David Pierce, Wallops Flight Facility director, said, “For almost 20 years NASA and the DoD have been working to develop an AFTS system that is available for use by all Range Users within ITAR (International Traffic in Arms Regulations) that can greatly reduce the cost of access to space.”
NASA expects to complete the certification in time for the Q3 launch window. The STP-27RM mission will mark the first time an AFTS has flown from the Mid-Atlantic Regional Spaceport and represents a valuable new capability for the spaceport.
“Through our partnership with Rocket Lab on previous Electron launches and on this historic US Air Force mission, we’re able to further our efforts to commercialise AFTS and increase launch responsiveness at US ranges,” Pierce added.
AFTS is a GPS-aided, computer-controlled system designed to terminate an off-nominal flight, replacing traditional human-in-the-loop monitoring systems.
AFTS is crucial to increasing launch frequency and providing responsive launch capability, while maintaining the highest industry safety standards.
It reduces the turnaround time between missions and provides greater schedule control by eliminating reliance on ground-assets and human flight termination operators.
“For more than two years Rocket Lab has been providing responsive, dedicated and reliable access to space for government missions, and now we’re proud to be building on that strong heritage with our first mission from the United States.
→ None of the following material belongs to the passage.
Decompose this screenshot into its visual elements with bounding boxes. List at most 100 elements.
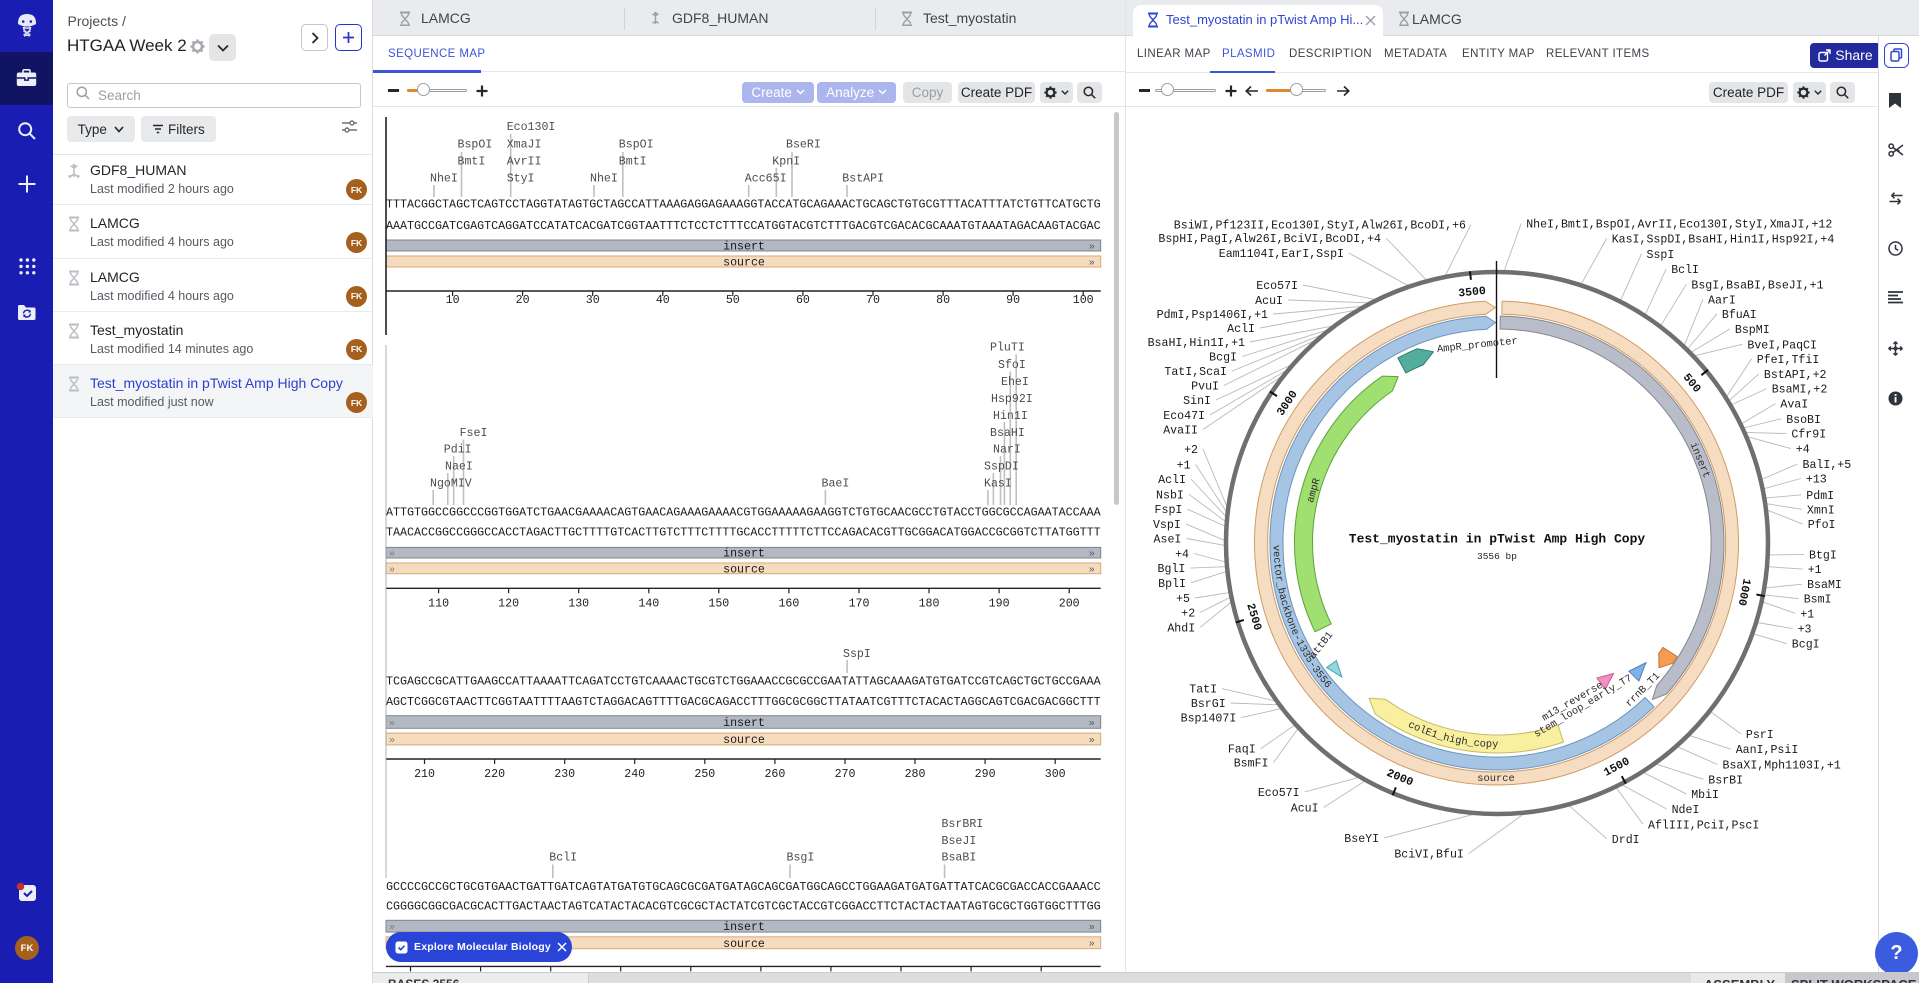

Combined, our two launch sites can support more than 130 launch opportunities every year, enabling unmatched schedule control for small satellite operators to respond to unfolding opportunities in low-Earth orbit and beyond,” Beck added.
With Launch Complex 2 complete and entering an operational phase, work continues on the construction of a Rocket Lab Integration and Control Facility nearby, which will house a launch control centre, payload integration facilities, offices and a pre-launch integration area for multiple Electron vehicles.
Shaun D’Mello, Rocket Lab’s vice president of launch, said the Electron launch vehicle and ground systems at Launch Complex 2 performed seamlessly throughout the test campaign.
Future missions scheduled for lift-off from Launch Complex 2 include a pathfinding mission for NASA to the moon called CAPSTONE (Cislunar Autonomous Positioning System Technology Operations and Navigation Experiment).
“My sincere thanks go to the crews at Rocket Lab and Virginia Space whose hard work, commitment, and attention to detail enabled a smooth test campaign to verify the new launch pad and Electron for flight,” D’Mello added.
The mission will see a NASA satellite launched to a unique near rectilinear halo orbit around the moon to determine navigational capabilities for future missions.
Data gathered by this mission will inform NASA’s plans for Gateway – a space station planned for lunar orbit that will act as an outpost for astronauts before they descend to the lunar surface. The CAPSTONE mission is currently scheduled to launch in early 2021.